After the inevitable interrogation, she guessed.
“I’m not in the mood for twenty questions, Archer,” she informed him. “This hasn’t been one of my better days, and I’d like to just lie around and feel sorry for myself for a while. I have a feeling you don’t consider your guest room pity-party central, though. Right?”
His gaze was like a heated caress against her flesh. A caress she had no choice but to pretend to be unaware of.
“What happened, Anna?”
The question hung between them as she dropped the backpack and purse at her feet.
She’d known he was going to ask. Archer should have been a prosecutor rather than a sheriff.
“What makes you think anything happened?” Wrapping her arms across her breasts, she turned and paced to the wide sliding glass doors that looked out to the private balcony beyond.
“Now, what would make me think anything happened?” he asked mockingly. “Could it have been the fact that you were walking down that damned mountain road like a little waif?”
Like a little waif—
“A waif is defined as a person, especially a child, who has no home or friends,” she murmured mockingly. “I actually had cause to have to define the word last year.”
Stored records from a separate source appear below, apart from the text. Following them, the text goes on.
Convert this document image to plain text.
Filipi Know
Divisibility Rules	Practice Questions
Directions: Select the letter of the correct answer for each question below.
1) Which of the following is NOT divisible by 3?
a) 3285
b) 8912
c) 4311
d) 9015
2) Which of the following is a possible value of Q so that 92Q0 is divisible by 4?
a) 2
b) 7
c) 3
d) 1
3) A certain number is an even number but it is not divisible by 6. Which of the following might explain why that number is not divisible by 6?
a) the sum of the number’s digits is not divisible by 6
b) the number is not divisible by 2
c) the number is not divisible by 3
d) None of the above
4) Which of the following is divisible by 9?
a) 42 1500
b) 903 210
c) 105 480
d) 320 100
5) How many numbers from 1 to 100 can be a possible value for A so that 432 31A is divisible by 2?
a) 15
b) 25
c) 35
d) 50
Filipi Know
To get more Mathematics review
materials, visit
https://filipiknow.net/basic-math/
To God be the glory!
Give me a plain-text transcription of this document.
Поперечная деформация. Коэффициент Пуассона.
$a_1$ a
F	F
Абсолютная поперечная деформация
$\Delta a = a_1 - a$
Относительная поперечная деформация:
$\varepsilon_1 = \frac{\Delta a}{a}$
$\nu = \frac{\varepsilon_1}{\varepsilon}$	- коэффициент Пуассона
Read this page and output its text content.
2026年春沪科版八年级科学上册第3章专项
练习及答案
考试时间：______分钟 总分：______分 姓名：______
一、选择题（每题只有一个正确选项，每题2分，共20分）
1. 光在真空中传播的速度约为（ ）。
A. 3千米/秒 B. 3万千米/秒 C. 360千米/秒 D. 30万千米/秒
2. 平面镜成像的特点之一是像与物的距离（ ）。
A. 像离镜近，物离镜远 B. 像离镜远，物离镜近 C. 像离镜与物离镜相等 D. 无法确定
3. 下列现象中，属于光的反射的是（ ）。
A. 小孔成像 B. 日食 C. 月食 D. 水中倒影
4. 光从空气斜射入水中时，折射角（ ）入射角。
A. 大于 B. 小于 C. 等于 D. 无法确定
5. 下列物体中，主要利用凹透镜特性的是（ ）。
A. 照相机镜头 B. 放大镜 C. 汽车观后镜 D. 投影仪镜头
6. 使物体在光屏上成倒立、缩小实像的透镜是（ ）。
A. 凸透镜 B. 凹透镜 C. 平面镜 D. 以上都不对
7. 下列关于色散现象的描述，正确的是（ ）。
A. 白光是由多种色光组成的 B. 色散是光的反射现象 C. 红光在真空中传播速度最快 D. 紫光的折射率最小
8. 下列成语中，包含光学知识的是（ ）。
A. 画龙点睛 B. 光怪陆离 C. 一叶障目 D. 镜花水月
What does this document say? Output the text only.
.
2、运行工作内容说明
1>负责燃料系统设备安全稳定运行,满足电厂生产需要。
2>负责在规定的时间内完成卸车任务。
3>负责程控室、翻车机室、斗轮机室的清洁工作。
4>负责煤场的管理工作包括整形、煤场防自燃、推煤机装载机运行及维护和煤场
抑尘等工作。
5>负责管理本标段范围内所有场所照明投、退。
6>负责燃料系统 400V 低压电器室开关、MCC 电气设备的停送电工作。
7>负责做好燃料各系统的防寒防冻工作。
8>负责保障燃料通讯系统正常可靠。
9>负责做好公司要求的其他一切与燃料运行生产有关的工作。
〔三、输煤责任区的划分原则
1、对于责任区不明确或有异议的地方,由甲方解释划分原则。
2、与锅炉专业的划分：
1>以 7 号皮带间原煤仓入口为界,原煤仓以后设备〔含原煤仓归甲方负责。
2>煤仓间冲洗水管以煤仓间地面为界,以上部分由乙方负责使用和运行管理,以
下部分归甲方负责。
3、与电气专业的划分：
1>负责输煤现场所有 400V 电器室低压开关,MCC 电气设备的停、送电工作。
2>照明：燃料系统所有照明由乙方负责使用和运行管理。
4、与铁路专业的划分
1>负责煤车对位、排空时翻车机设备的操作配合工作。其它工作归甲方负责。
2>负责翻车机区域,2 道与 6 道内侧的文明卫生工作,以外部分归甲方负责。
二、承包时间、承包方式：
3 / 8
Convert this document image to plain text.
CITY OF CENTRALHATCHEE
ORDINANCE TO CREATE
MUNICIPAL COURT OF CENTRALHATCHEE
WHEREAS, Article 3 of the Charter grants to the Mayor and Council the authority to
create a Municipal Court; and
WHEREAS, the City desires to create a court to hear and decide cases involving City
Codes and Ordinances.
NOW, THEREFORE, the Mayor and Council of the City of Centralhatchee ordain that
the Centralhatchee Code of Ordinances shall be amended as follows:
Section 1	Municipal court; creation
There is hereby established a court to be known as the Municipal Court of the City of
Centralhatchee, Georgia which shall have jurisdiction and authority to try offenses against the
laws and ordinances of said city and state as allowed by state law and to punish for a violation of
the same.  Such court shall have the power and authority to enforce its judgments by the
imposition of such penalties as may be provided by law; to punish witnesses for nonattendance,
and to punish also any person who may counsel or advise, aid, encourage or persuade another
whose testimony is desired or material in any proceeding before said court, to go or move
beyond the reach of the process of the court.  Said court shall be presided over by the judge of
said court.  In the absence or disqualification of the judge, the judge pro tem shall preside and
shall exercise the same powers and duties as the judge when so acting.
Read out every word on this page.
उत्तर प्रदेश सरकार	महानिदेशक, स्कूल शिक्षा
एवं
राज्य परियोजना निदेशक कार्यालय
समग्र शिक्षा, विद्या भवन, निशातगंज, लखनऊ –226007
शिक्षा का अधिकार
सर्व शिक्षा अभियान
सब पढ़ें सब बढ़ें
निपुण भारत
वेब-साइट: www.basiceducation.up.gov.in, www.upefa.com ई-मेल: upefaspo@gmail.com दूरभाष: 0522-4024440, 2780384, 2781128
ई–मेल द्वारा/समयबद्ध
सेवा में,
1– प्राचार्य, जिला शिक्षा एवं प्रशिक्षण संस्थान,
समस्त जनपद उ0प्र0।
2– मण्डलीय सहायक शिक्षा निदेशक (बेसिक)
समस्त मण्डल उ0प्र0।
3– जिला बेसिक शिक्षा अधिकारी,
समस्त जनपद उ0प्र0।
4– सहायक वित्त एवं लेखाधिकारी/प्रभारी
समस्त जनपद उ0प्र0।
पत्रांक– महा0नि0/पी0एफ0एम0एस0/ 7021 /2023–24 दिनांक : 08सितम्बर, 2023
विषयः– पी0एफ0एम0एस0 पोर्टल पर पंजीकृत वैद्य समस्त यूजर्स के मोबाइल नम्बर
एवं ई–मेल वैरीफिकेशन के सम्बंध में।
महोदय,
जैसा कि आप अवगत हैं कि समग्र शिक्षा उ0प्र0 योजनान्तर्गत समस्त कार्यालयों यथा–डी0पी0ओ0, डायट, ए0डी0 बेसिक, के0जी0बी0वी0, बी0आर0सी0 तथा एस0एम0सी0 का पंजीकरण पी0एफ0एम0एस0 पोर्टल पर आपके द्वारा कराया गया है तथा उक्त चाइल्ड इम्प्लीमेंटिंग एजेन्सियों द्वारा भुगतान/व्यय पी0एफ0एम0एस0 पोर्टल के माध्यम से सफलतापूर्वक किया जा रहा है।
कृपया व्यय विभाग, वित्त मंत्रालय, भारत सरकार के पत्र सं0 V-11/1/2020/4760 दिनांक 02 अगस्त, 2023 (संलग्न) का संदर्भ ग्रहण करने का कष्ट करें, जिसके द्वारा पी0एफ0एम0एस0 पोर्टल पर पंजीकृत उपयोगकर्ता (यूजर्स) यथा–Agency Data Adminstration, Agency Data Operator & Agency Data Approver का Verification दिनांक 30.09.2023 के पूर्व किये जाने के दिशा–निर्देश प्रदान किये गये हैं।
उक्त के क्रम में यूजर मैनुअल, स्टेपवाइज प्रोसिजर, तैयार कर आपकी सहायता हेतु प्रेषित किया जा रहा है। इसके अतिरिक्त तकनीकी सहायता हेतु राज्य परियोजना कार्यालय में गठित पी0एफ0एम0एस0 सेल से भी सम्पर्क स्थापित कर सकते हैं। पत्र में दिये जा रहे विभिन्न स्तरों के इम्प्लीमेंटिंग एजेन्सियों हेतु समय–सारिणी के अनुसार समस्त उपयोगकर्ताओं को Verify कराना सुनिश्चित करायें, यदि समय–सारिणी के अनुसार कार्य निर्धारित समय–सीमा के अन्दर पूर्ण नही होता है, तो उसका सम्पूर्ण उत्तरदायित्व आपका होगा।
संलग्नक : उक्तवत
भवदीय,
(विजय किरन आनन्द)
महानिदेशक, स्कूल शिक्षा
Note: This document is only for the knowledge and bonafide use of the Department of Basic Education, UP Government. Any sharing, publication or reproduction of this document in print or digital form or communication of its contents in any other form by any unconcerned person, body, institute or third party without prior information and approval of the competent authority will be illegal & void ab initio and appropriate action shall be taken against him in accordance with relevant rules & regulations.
She could hear the tears in her own voice, feel them tightening her throat.
“Anna, tell me what happened.” The gentleness in the demand almost broke the hold on her tears.
Lifting her eyes to his reflection as he moved to her, Anna watched as his hands, so large and broad, settled against her shoulders, his thumbs stroking gently beneath her nape.
“Do you know your mother called me?” he asked when she didn’t answer.
“What did she say?” Jerking her gaze to the reflection of his eyes, Anna felt her heartbeat becoming sluggish and heavy as her chest tightened painfully.
The sound of her mother’s tears earlier had cut at wound in her soul that still bled.
“She said your grandfather had thrown you out and you were walking alone toward Sweetrock.” The sound of his voice left her wondering if perhaps her mother hadn’t had much more than that to say.
Tightening her lips as they threatened to be
gin trembling once again, she said, “I refused to take the job in France that Jacques Dermond extended. That damned pervert.” By now she was barely holding back the tears as they filled her eyes. “I wanted to come home. I worked myself almost into exhaustion to cram eight years of classes into six, so I could come back home. So I could get to know my parents and grandparents.” She swallowed tightly, inhaling with jerky breaths. “I was supposed to be in college four years, Archer. Just four.” Outrage colored her voice. “Do you know John Corbin changed my major when I refused to go to France that summer?”
“I heard,” he sighed. “I’m sorry, Anna.”
“What did I do that was so wrong, Archer? That was so bad?” There was no holding back the pain that filled her. Her voice echoed with the consufion inside her. “What was so horrible about wanting to know family? The Slasher hasn’t struck out at family, only lovers.”
“Nothing that I could ever imagine.” He sighed heavily, his arms lowering to wrap around her stomach and pull her back against him. “I honestly believe they wanted nothing more than to keep you safe, sweetheart. They’ve gone about it the wrong way perhaps, but it was done out of love.”
A bitter laugh escaped her.
Turning from his reflection she faced him, a certain knowledge rising inside her.
“He never regretted losing his only grandson. Why would he regret losing one worthless granddaughter?”
“John Corbin has more regrets, I believe, than he admits to,” he stated as she pulled away from him.
The loss of his warmth, the loss of that feeling of not being so alone in the world, caused the battle with her tears to only become harder.
“It doesn’t matter.” Drawing in a deep breath, Anna forced herself to shrug it away. “None of it really matters now, Archer. And things are really no different now than they ever were, other than the fact that I now know they never really wanted me with them.”
All the years of vacations in exotic locales, and pushing her off on business associates when they couldn’t accompany her. The times she had cried and begged to come home, and the excuses they had given, all well-practiced and regretfully voiced.